# TDA 2052 alguien lo armo?



## angel36 (Jul 7, 2010)

Mirando en el post de mnicolau que puso los tda2040-2050 en puente vi que mencionaron los 

TDA2052. Alguien armo algo hay un post que pusieron 4 modulos juntos  para hacer una especie de home de 320wts en total..

http://320volt.com/tda2052-ile-4x60w-anfi-projesi/ 

 esta en rumano o polaco no se...

 en pdf que dejo aca sale lo que parece ser una triamplificacion


http://www.datasheetcatalog.org/datasheet/stmicroelectronics/1585.pdf

Que opinan?


----------



## juan_inf (Jul 7, 2010)

creo que si en la pagina http://320volt.com/tda2052-ile-4x60w-anfi-projesi/   está el video ya esta comprobado que anda, los circuitos que realizé de esa pagina nunca me fallaron y fueron muy apreciados. Saludos


----------



## mnicolau (Jul 7, 2010)

No entiendo qué le ven al TDA2052... por empezar cuesta el doble que el 2050 y compararon las potencias entregadas? Se las adjunto, sacadas de datasheet.
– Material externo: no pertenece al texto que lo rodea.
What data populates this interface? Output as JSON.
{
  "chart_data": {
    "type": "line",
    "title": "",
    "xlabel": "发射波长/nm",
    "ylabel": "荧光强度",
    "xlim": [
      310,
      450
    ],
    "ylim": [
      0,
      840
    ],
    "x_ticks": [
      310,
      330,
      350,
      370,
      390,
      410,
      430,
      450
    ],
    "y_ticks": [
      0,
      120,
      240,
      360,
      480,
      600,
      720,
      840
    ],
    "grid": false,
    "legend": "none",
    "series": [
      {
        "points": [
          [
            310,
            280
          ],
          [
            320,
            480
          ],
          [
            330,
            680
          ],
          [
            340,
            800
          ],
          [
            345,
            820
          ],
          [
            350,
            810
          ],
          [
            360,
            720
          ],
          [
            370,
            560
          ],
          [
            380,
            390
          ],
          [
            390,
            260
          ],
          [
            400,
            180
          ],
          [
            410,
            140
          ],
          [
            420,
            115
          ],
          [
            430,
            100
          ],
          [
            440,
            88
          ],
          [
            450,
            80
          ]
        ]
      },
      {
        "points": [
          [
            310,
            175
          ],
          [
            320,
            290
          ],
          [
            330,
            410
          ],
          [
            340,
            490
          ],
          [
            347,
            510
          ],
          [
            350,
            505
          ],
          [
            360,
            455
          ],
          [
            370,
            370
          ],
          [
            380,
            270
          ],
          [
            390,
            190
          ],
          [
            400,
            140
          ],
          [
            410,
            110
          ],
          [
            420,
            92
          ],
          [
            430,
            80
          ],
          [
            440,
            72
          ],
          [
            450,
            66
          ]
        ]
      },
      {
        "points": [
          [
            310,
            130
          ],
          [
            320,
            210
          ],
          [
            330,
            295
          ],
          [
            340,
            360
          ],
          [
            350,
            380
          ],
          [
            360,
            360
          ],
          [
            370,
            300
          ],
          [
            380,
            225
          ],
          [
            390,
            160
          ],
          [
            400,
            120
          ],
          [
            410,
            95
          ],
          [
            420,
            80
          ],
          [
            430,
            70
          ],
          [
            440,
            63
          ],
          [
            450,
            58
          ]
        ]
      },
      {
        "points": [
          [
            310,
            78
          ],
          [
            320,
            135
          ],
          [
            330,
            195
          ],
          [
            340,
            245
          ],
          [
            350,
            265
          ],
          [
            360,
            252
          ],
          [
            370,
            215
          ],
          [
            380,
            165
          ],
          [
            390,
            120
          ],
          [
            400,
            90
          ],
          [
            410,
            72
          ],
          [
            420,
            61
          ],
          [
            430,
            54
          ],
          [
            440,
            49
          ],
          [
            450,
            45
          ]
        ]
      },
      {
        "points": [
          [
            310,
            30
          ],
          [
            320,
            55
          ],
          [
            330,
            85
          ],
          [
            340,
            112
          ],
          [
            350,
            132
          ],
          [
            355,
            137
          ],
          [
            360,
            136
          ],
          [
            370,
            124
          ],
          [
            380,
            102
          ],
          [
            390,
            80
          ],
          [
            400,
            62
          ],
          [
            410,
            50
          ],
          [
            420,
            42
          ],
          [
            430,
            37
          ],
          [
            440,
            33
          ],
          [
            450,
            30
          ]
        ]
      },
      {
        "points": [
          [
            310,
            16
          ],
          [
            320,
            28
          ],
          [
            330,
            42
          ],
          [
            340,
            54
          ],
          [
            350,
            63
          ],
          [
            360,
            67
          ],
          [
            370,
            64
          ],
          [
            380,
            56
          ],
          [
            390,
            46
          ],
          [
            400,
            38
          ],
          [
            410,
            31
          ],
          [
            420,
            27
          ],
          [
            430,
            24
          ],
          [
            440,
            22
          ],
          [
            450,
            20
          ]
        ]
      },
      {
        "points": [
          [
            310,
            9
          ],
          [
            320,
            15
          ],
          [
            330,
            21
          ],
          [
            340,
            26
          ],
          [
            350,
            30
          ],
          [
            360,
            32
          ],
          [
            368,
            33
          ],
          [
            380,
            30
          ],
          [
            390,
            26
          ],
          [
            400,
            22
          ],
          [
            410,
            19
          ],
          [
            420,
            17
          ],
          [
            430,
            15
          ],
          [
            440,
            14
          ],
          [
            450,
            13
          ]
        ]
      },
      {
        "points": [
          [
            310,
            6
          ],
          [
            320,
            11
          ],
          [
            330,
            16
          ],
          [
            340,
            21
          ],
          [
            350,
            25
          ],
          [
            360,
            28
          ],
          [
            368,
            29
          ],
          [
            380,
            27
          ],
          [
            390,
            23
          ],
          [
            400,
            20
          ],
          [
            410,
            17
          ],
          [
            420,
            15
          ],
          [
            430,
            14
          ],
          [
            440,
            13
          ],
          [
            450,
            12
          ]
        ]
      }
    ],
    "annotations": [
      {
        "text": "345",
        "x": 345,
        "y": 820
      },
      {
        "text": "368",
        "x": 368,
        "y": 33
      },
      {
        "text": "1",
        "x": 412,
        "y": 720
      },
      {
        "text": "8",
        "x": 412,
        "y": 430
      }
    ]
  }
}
Notan alguna diferencia? Tengan en cuenta las THD de las escalas, una muestra 10% y 1%, la otra 10% y 0.5%.

No se guíen por los 60[W] que indica el data, son en 4[Ohm], con máxima tensión admisible y THD 10%.

PD: Resulta ser un 2050 con posibilidad de mute y stand by.

Saludos


----------



## juan_inf (Jul 7, 2010)

tiene razón mariano, el THD es ya en 10%  en la grafica , ya es muy notorio para un oido exigente, y influye mas respecto al precio nose cuanto estará, pero si es caro y tiene una distorsion tal, como dijo mariano, te conviene realizár 2 tda2050 si buscas 4 canales. Saludos


P.D: la pagina 320volt es un lenguaje turco


----------



## angel36 (Jul 7, 2010)

a eso queria llegar....mariano

pero temia hablar sin fundamento por eso ....puse que opinan

 y comense desde cero aca no queria preguntar esto en tu post... y que se fuera del hilo....
no soy experto en esto pero me parecio muy caro y con las tenciones de trabajo igual o un poco mas del tda 2050 

Saludos!!


----------



## Robo (Ago 7, 2010)

hola gente, yo me compre ese 2052 pero no tengo una fuente que me entrege +- 25v, sera que se puede hacer ese amplificdor con una fuente simple??y que corriente necesita para funcionar bien? gracias


----------



## tinchovolador (Ago 7, 2010)

hola les comento he arrmado pila de esos 2052, y los he puesto a -+ 12 v de fuente de pc y anda impecable , calro que no da 60w rms prolijos los probe ha -+25 y a 40 w capas se escucha bien de bien pero si uno sube distorciona mucho para mi parecer, andan lindos para lo chico que son y simples de armar sirve armar , yo los arrmo para poner en autos o motos , saludos


----------



## Nuyel (Oct 22, 2010)

pues a mi me sirve el Stand-By y compré el chip sin saber eso, la verdad en diferencia al precio, el TDA2050 me costo $30 MXN y el TDA2052 $48 MXN si tiene el elevado costo, pero a mi parecer el sistema Stand-By/MUTE si lo hiciera por otros medios podría costar más de $20 por lo que el precio no le veo gran inconveniente.


----------



## Agucasta (Oct 25, 2010)

tinchovolador, No creo que anden tan bien con 12V de la fuente de pc, porque como TODOS sabemos, la rama negativa no alcanza si quiera al amper (anda alrededor de 0.8 - 1 amper) y con ese amperaje lo mejor que vas a conseguir es un chisporroteo sobre todo en bajos cuando subas el volumen desde el "in".. Cuando superes los 400mv de entrada de audio, empieza a cortar el sonido, y te lo digo porque lo probé.

Saludos. Agucasta


----------



## kikoaaf (Dic 15, 2010)

TDA2050 toda la vida!!! por aca los TDA2052 valen mas del doble que los TDA2050, y aparte se hace mas encorroso el PCB ya que tiene 7 contactos en vez de 5, la potencia, como dice mnucolau es practicamente la misma.


----------